- Badass Decay: Hordriss. When first introduced, he's a dangerous character with an agenda of his own; not as powerful as either Big Bad, but definitely a force to be reckoned with. By the last couple of series, he routinely falls for every simple trick that Lord Fear or Lissard use on him and is only still on deck because of dungeoneers showing up in the nick of time to save him.
- Growing the Beard: It's widely accepted among fans that despite its insane difficulty in comparison to what came later, Series 3 was by far the best of the show's run.
- Ho Yay: Between Treguard and Pickle.
- Nightmare Fuel: The life force meter. It took the form of a knight's helmeted head for the first 5 seasons. As the Dungeoneer gradually lost health, pieces of the knight's helmet broke off and flew away. Okay, not so bad. But then when the helmet was completely gone, the skin of the knight's head began peeling away to reveal a skull underneath, as the face goes through a series of suitably shocked and horrified expressions until it no longer has lips to emote with. And after that, the skull itself cracked and fell apart, the remaining chunk of it flying towards the camera to leave just the eyes which then rolled out of the screen one by one. BONG! "Ooh, nasty."
- Painful Rhyme: Frequently, in the Previously On sections. Also, Treguard's closing verse in series 6 required him to rhyme 'foul' with 'hour' every week. Lampshaded in one recap:
They perished, all: though what a pity
It does help rhyme this awful ditty.
- Spiritual Licensee: Though an official American adaptation never got off the ground (see the Trivia tab), two shows did kinda follow in its' footsteps: Nick Arcade, which mixed the game-playing action of Starcade with a bonus round like this show; and Masters of the Maze, a short-lived Family Channel series (produced by Richard S. Kline, and hosted by JD Roth or Mario Lopez, depending on the season) where it was a mix between this show and Legends of the Hidden Temple, there was more CGI and physical props, less chroma key, and more of an educational bent.

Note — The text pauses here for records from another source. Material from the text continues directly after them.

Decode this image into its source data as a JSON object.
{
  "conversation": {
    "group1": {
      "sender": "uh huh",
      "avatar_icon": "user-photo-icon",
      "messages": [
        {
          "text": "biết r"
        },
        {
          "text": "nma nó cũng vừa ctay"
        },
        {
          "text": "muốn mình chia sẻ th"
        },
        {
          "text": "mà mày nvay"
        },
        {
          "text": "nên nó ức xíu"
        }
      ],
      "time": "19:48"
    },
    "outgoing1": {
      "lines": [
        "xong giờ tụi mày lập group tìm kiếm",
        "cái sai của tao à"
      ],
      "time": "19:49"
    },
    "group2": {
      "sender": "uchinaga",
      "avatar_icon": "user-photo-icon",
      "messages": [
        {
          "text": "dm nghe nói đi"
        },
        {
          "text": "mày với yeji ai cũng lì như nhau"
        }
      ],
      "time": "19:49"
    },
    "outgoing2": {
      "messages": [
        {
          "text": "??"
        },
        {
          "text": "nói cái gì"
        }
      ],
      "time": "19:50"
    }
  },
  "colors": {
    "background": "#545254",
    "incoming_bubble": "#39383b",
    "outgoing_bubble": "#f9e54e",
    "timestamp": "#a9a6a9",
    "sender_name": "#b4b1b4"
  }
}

- That One Level: The Corridor of Blades claimed more dungeoneers than any other trap in the show.
- The Causeways count, too. Sure, you would need to know the combination to get past, but then the thing would start falling apart to place false pressure upon you.
- The Scrappy:
- Gundrada the Swordmistress from series 4. Quite a fun character and helpful to the teams but her ridiculous (and very annoying) voice earned her plenty of hate from the viewers.
- Snapper-Jack from Series 8, mostly due to the poor execution of the character, which makes him look less like a man with a dragon-like creature in place of his arm, and more like a really bad ventriloquist act.
- Seasonal Rot: Series 4-7 are generally regarded as a step down from, at the very least, Series 3. Series 8 is much more divisive, as some fans appreciated the return to the format of Series 3, though many feel that it was poorly executed and suffered from decisions such as allowing the last two teams to skip straight from Level 1 to Level 3.
- What an Idiot: A team was once told to not wake up the dragon and to use a spell first, and an advisor then insisted they wake the dragon up first.